Table 3 Comparison with the state-of-the-arts models for pancreas segmentation.

The comparison in Table 4 shows our proposed model exceeds most liver segmentation methods3,25,26,27,28,29,30. The proposed model with refined constraint achieves the best liver segmentation performance with a mean DSC of 96.3%. The obtained RMSD optimizes 0.2 mm and 0.3 mm respectively compared to Wu et al.26 (2.3 mm vs. 2.5 mm) and Gauriau et al.27 (2.3 mm vs. 2.6 mm). The obtained ASD optimizes 0.93 mm, 0.99 mm and 1.00 mm compared to Wang et al.28 (0.3 mm vs. 1.23 mm), Wu et al.26 (0.3 mm vs. 1.29 mm) and Gauriau et al.27 (0.3 mm vs. 1.3 mm). Meanwhile, the obtained VOE optimizes 0.37% and 0.67% compared to Wang et al.28 (7.2% vs. 7.57%) and Wu et al.26 (7.2% vs. 7.87%). The DSC score of methods Liu et al.3 and Liao et al.29 are respectively 1.13% (96.3% vs. 97.43%) and 0.9% (96.3% vs. 97.2%) higher than our proposed model. While its obtained ASD optimizes 1.18 mm and 0.8 mm compared to Liu et al.3 (0.3 mm vs. 1.48 mm) and Liao et al.29 (0.3 mm vs. 1.1 mm).

Table 4 Comparison with the state-of-the-arts models for liver segmentation.

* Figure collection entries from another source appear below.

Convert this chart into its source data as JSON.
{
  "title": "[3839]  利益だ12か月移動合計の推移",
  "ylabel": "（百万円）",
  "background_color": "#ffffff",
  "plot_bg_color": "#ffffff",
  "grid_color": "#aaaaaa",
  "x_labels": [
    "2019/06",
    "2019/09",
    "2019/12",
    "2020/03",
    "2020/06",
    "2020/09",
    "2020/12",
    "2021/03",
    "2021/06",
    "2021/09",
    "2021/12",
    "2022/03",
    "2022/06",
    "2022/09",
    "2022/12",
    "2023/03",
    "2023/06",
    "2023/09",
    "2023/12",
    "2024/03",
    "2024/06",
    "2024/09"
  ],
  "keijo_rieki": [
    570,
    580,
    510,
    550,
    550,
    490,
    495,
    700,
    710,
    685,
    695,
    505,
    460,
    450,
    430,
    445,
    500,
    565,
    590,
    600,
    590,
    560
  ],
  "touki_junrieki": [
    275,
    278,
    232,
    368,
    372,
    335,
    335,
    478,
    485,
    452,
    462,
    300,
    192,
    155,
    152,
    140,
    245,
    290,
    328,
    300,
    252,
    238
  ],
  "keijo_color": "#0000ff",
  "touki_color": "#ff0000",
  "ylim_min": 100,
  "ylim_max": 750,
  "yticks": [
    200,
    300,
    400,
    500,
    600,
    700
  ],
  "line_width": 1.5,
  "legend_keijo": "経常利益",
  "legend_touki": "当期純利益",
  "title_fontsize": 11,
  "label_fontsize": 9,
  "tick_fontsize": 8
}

Though the proposed model achieves desirable results on both pancreas and liver datasets, the network improvement of accuracy and application is still expected. Future research will fine-tune current architecture to cope better with pancreas and liver segmentation. Also, future work will apply the proposed model on multiple datasets to explore the latent potential to solve different organ segmentation tasks. In addition, we intend to conduct the existing model on medical imaging materials collected from clinical application, to explore its potential ability of addressing the clinical scenario.

Conclusion

This paper designs a convolutional neural network with auxiliary and refined constraints to segment organs from medical image. We introduce convolutional structure into basic segmentor, which is used as a discriminator, to construct adversarial mechanism for a higher segmentation quality. Auxiliary constraint at this moment is used to represent network regression condition. Furthermore, a new convolutional structure is involved into current framework to construct twofold adversarial mechanism. Aiming at collecting more sufficient information for segmentation through imposing dual constraints on segmentor. Refined constraint at this moment is used to represent network regression condition. Experiments are conducted on two public datasets and the obtained results demonstrate its superior performance over several state-of-the-art algorithms on pancreas and liver segmentation tasks. This adequately indicates the proposed method is a powerful and promising tool for organ segmentation.